For repeated score iteration on the same candidate space:

```python
nt.grid()

nt.scores_grid(
    label="Group",
    weights={
        "sep": [15, 5, 80],
        "supervised": [60, 15, 15, 10],
    },
)

nt.materialize()
```

### Rank and shortlist

```python
nt.rank("Group")
nt.stability_rank("Group")
nt_small = nt.shortlist(p_adj_max=0.01)
```

This workflow is available in `samples` mode and is useful when you want graph-aware feature selection before rebuilding a smaller network.

## Concepts

### Node mode

- `samples`: nodes are samples and edges represent sample similarity
- `features`: nodes are features and multilayer builds can include cross-omics feature edges

### Layer mode

- `stack`: one combined graph
- `multilayer`: per-layer graphs plus integrated outputs

### Methods

- `spearman`: correlation-based
- `clr`: mutual-information based
- `rf`: ExtraTrees similarity
- `glasso`: sparse precision graph

### Sparsity controls

- `auto_target`: default thresholding control
- `k=None`: threshold-only graph
- `k="auto"`: adaptive kNN pruning
- `mutual=True`: stricter kNN graph
- `attach_isolates=True`: reconnect isolates after sparsification

## Tuning model

`tune()` separates expensive candidate construction from cheap rescoring:

- `grid()`: build all candidate graph states once
- `scores_grid()`: score the grid in unsupervised or supervised mode
- `materialize()`: restore any leaderboard row as a live `Netan` object

This makes it practical to iterate on score weights without rerunning inference.

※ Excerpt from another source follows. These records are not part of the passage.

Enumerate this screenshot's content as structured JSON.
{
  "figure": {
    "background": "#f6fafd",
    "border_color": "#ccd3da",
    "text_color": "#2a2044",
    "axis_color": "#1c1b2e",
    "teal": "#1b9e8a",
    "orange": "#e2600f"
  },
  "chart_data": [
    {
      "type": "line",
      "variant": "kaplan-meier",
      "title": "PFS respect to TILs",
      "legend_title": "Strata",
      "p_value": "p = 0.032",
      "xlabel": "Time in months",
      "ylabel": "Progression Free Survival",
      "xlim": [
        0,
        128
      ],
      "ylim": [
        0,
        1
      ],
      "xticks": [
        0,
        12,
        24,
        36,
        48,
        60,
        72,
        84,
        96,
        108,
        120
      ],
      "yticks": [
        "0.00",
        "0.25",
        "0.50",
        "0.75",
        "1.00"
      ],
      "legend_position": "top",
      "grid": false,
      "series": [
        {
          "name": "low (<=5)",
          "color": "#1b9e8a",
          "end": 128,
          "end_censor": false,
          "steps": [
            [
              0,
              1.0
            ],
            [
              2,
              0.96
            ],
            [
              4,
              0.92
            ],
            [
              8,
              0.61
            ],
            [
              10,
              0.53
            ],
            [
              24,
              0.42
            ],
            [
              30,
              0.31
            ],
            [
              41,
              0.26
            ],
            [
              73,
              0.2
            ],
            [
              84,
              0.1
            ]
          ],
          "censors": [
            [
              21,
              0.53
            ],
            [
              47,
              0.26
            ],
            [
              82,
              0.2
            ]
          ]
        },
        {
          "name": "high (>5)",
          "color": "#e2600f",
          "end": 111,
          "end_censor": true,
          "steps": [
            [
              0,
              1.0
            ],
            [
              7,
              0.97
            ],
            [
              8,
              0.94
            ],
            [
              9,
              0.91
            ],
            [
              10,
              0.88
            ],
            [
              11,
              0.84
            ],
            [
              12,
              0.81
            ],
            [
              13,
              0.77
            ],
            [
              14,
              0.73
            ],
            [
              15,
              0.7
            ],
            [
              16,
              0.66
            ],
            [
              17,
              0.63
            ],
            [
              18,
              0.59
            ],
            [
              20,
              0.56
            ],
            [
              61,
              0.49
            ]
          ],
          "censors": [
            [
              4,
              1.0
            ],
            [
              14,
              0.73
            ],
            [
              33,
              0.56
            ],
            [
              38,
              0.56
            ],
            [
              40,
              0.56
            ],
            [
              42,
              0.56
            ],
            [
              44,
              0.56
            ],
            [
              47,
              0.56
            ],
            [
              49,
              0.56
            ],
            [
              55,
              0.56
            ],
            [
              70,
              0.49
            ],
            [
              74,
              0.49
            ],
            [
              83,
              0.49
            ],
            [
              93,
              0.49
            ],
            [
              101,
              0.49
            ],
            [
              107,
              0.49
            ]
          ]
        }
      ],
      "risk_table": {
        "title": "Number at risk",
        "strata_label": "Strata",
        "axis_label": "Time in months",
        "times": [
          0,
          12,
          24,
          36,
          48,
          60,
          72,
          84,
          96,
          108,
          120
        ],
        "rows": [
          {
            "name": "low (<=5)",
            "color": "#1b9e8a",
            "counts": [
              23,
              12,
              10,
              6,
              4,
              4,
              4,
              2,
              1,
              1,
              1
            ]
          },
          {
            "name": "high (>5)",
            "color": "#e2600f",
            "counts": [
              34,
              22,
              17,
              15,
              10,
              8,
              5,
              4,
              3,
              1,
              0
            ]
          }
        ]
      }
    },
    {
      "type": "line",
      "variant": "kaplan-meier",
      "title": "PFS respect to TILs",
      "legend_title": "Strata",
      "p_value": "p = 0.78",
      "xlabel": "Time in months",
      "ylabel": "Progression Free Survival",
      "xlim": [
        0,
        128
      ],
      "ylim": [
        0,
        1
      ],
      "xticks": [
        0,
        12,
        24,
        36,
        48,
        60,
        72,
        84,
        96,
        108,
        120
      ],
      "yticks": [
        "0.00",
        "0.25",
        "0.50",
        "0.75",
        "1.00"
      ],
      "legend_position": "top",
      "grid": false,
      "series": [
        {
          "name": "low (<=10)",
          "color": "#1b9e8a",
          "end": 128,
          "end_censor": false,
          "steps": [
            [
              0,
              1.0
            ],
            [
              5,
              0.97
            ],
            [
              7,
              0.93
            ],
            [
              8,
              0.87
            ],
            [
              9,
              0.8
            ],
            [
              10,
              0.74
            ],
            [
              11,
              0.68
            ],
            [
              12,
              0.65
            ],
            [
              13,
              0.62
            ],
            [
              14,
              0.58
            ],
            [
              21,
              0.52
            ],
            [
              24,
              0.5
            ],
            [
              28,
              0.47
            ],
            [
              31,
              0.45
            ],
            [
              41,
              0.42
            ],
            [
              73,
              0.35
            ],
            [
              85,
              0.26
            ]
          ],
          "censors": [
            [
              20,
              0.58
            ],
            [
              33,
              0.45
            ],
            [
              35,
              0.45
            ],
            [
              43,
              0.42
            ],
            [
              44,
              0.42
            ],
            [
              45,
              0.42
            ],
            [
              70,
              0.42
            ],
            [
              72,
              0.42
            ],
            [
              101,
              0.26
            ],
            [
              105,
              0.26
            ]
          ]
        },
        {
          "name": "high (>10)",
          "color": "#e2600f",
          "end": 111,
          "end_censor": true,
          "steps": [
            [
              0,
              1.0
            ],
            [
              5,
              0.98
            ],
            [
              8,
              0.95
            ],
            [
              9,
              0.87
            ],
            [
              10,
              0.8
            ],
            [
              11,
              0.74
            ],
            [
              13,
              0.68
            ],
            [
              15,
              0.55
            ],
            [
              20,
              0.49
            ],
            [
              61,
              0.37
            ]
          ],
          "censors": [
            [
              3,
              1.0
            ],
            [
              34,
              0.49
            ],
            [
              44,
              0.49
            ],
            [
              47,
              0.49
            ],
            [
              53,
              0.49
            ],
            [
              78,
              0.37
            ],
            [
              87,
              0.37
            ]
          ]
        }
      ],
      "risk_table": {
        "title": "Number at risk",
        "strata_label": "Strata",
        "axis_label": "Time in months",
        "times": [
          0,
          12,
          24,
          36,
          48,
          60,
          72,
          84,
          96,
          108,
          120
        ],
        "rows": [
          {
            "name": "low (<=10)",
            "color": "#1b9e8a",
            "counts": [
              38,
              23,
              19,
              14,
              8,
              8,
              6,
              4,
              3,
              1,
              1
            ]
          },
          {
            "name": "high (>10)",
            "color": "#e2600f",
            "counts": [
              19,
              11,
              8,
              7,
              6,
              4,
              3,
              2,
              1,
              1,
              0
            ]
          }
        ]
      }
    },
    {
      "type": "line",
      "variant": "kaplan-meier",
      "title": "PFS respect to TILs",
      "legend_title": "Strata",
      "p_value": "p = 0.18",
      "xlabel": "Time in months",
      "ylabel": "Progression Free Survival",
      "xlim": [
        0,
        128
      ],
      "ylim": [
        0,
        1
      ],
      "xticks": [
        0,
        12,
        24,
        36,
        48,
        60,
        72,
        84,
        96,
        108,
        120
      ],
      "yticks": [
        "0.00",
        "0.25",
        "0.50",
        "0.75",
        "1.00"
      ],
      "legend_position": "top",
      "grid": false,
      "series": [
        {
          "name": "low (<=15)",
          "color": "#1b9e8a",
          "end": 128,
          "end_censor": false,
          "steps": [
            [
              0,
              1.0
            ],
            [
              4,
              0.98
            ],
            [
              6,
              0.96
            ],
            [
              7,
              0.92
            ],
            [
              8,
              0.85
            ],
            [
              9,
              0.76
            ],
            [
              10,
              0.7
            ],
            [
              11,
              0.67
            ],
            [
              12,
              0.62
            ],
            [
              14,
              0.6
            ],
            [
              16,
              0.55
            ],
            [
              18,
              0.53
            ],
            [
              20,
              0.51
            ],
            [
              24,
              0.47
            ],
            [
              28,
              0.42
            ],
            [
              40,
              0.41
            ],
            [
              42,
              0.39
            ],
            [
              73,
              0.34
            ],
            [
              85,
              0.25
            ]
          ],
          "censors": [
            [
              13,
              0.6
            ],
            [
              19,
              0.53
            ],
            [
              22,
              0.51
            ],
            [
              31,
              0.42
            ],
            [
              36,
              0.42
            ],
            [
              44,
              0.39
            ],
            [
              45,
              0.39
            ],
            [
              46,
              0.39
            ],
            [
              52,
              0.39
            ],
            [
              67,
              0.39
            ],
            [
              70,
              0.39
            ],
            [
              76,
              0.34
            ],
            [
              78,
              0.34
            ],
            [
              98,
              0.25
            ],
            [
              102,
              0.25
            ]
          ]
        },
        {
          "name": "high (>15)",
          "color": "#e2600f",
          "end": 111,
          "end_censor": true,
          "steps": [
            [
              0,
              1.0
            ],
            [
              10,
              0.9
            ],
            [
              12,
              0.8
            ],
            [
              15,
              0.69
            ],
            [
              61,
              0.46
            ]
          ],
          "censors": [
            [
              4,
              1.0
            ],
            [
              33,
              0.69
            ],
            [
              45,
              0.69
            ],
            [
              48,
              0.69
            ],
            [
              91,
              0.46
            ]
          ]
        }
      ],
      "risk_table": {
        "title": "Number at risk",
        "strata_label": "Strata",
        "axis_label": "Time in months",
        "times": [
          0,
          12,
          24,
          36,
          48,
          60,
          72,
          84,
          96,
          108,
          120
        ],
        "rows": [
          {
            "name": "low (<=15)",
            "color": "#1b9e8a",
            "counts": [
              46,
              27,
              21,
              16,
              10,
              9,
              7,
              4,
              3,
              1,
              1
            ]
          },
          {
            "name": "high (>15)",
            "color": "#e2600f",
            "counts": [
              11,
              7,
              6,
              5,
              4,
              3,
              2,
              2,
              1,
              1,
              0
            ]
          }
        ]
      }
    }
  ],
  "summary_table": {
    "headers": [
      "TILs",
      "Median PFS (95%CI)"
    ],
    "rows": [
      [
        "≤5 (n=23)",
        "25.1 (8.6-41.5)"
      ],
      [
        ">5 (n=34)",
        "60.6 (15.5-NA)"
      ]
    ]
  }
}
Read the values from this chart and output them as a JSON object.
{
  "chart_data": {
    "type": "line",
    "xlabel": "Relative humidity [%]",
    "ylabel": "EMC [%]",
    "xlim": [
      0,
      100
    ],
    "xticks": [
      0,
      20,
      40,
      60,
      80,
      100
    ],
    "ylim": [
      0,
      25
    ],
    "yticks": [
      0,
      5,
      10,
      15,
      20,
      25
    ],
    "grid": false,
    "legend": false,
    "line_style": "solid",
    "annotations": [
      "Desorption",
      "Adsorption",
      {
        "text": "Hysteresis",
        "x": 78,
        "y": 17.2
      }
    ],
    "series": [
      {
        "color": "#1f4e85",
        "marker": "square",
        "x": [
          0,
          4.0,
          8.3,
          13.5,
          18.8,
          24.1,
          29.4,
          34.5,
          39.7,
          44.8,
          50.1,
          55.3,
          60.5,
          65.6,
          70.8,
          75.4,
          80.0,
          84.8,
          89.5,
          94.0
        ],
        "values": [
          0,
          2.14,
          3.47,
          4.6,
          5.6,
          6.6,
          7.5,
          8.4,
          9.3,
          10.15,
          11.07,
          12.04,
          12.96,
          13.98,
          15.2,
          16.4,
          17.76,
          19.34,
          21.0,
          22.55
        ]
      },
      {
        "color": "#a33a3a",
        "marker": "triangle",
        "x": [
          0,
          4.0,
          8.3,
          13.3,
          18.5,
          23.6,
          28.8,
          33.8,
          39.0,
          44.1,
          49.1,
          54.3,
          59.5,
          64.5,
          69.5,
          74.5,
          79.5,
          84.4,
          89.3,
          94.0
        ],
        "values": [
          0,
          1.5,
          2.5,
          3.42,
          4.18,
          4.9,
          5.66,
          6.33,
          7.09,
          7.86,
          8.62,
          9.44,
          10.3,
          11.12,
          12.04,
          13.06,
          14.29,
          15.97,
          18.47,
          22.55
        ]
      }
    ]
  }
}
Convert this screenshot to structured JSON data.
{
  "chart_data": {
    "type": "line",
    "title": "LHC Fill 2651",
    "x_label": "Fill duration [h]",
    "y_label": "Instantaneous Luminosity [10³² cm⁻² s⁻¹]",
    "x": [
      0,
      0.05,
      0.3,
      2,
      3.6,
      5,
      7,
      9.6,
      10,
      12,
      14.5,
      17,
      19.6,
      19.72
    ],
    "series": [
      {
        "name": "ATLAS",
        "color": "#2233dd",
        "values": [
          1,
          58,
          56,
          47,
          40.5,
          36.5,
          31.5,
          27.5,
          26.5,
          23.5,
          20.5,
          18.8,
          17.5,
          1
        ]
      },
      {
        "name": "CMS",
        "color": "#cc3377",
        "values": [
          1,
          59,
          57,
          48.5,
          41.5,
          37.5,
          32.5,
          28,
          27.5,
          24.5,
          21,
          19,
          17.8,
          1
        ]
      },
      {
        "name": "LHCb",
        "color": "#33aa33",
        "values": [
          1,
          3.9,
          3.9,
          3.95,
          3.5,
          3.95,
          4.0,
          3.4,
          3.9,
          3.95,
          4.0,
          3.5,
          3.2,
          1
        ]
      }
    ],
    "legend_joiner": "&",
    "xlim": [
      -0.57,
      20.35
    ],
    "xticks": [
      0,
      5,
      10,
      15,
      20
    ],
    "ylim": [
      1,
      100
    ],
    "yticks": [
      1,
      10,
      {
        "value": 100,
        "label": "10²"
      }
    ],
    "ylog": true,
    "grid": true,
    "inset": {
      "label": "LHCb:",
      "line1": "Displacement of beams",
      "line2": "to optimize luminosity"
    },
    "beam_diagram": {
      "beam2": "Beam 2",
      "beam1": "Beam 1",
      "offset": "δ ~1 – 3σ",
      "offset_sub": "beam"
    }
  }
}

## Visualization and export

```python
nt.plot(layout="kamada_kawai", color="Group")
nt.export("edges.csv")
```

Supported layouts:

- `force-directed`
- `spring`
- `circular`
- `kamada_kawai`
- `random`

## Persistence

```python
path = nt.save("netan.pkl")
nt2 = netan.load(path)
```

This restores stored graphs, rankings, caches, and tuning grids. The live Plotly figure handle is not serialized.

## Input contract

`netan` expects one object or a list of objects exposing:

- `r.X`: `pandas.DataFrame` with shape `features x samples`
- `r.samples`: `pandas.DataFrame` whose first column contains sample IDs aligned to `r.X.columns`
- `r.features`: optional feature metadata

Rodin already matches this layout.

## Public API

Main entry points:

- `netan.create(...)`
- `netan.load(path)`
- `Netan.build(...)`
- `Netan.adjust(...)`
- `Netan.grid(...)`
- `Netan.scores_grid(...)`
- `Netan.materialize(...)`
- `Netan.tune(...)`
- `Netan.rank(...)`
- `Netan.stability_rank(...)`
- `Netan.shortlist(...)`
- `Netan.plot(...)`
- `Netan.export(...)`
- `Netan.save(path)`

For exact parameters, use the Python docstrings.

## Notes

- `samples` mode is where label-aware tuning and `rank()` make the most sense.
- `features` mode is the right choice for variable-level network exploration.
- For larger graphs, `spearman`, `clr`, and `rf` are usually the practical defaults.